Quinoa needs to be thoroughly rinsed with water before use. Otherwise, it will taste bitter. I usually rinse it by putting quinoa in a mesh strainer and running water through it.
Quinoa absorbs more liquid overtime. If soup becomes too thick, simply add more water and vegetable broth.
My parents no longer feel guilty when eating lugaw. They use quinoa now. In fact, they use quinoa not only in lugaw but in other dishes as well like coconut milk stews (luto sa gata), vegan sushi rolls, vegan nilaga, and side dish to an entrée (ulam). At first, they weren’t used to the texture but now they couldn’t get enough of it. The price tag of quinoa no longer scares them especially after seeing results of their glucose level. After all, health is wealth and we shouldn’t skimp taking care of ourselves.

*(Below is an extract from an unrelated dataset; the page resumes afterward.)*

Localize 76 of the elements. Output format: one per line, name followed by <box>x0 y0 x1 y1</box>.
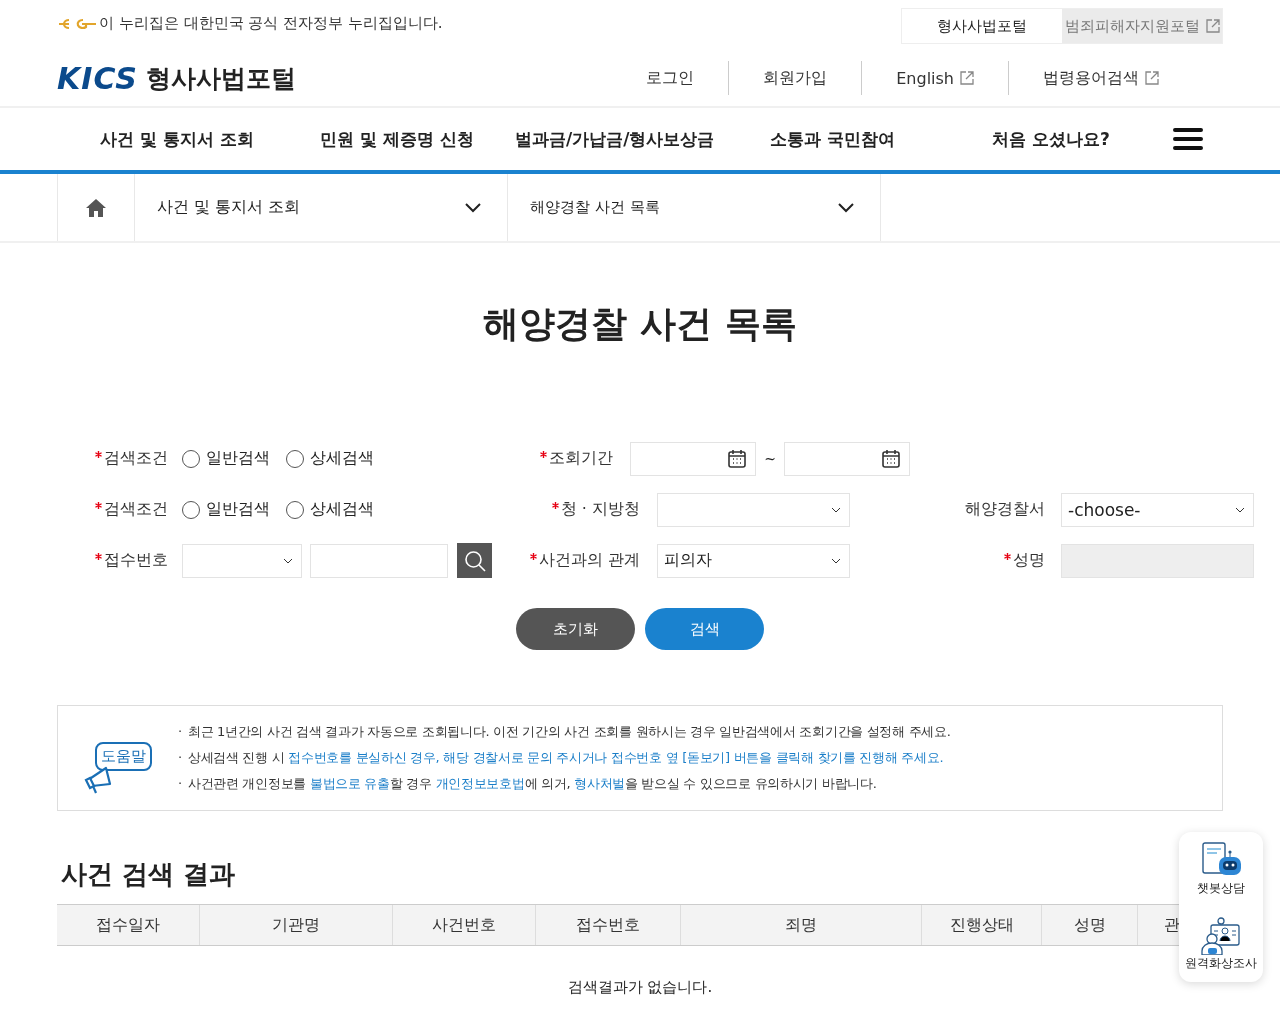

Finding a way to not only to veganize Filipino food but also to make it healthier feels like hitting the jackpot. It’s even double jackpot when I get to share this discovery with my loved ones (and they’re open to it). Diabetes runs strong in my family among other conditions so I’m glad quinoa is there to help ease health problems coming from white rice without really giving up “white rice”. After all, how can we eat our ulam without it?!